The Literary Salons were a great success. Several administrators and teachers stopped in and gave their support. The highlight truly for all was when one 7th grader, a boy from Ghana who has been so shy he never spoke, read his own work. The audience remained silent and then broke into spontaneous applause. There can be some tremendous moments in teaching. The head of school collected the students’ work to include some in the yearbook.
On Wednesday, Veteran’s Day, a guest speaker, who’s served two tours in Afghanistan, addressed the entire school for about 45 minutes. He started off saying he’d answer questions except the questions “Had he ever killed anyone?” and “Did he bring his gun?” (He did not, though of course, both those questions were what the kids wanted to know.) He’s now with the military police and shared what he looks for when hiring new recruits for his job now with the military police. I took notes, thinking there might be a lesson to mine from his talk. He mentioned three things he values: a hard work ethic, breaking the rules as in being able to think outside the box, and giving back.
The assembly ended with the students giving him the school’s “Three Claps & a Stomp,” shaking the building’s foundation, and then a call and response routine that tells who they are, why they’re there, what they’re doing, etc. and frankly I think resembles military drills.

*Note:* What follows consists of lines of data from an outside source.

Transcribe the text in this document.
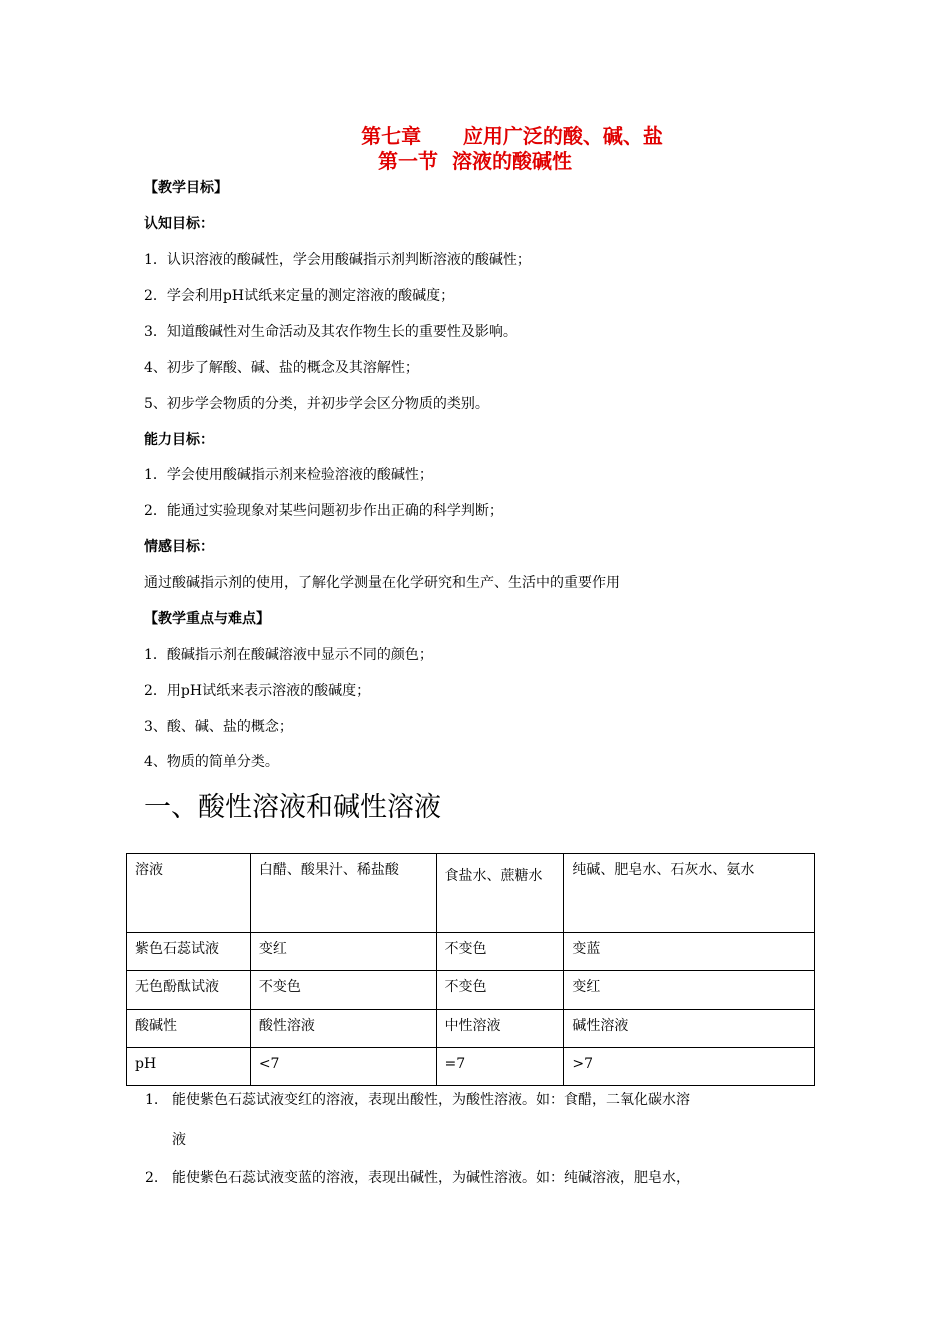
第七章      应用广泛的酸、碱、盐
第一节  溶液的酸碱性
【教学目标】
认知目标：
1．认识溶液的酸碱性，学会用酸碱指示剂判断溶液的酸碱性；
2．学会利用pH试纸来定量的测定溶液的酸碱度；
3．知道酸碱性对生命活动及其农作物生长的重要性及影响。
4、初步了解酸、碱、盐的概念及其溶解性；
5、初步学会物质的分类，并初步学会区分物质的类别。
能力目标：
1．学会使用酸碱指示剂来检验溶液的酸碱性；
2．能通过实验现象对某些问题初步作出正确的科学判断；
情感目标：
通过酸碱指示剂的使用，了解化学测量在化学研究和生产、生活中的重要作用
【教学重点与难点】
1．酸碱指示剂在酸碱溶液中显示不同的颜色；
2．用pH试纸来表示溶液的酸碱度；
3、酸、碱、盐的概念；
4、物质的简单分类。
一、酸性溶液和碱性溶液
溶液	白醋、酸果汁、稀盐酸	食盐水、蔗糖水	纯碱、肥皂水、石灰水、氨水
紫色石蕊试液	变红	不变色	变蓝
无色酚酞试液	不变色	不变色	变红
酸碱性	酸性溶液	中性溶液	碱性溶液
pH	<7	=7	>7
1. 能使紫色石蕊试液变红的溶液，表现出酸性，为酸性溶液。如：食醋，二氧化碳水溶
液
2. 能使紫色石蕊试液变蓝的溶液，表现出碱性，为碱性溶液。如：纯碱溶液，肥皂水，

The second quarter began this week so I’m learning new names and faces. I had students select one of the values the vet presented and write how it relates to them. Many understood the hard work ethic and giving back, the breaking the rules/thinking outside the box stumped them. They are very literal in their thinking. Creative writing hopefully will expand their imaginations and at the same time give them some much needed writing skills. I brought to the administrator’s attention an article in last Sunday’s Star-Ledger about why Americans can’t write. There’s only so much I can teach in one quarter.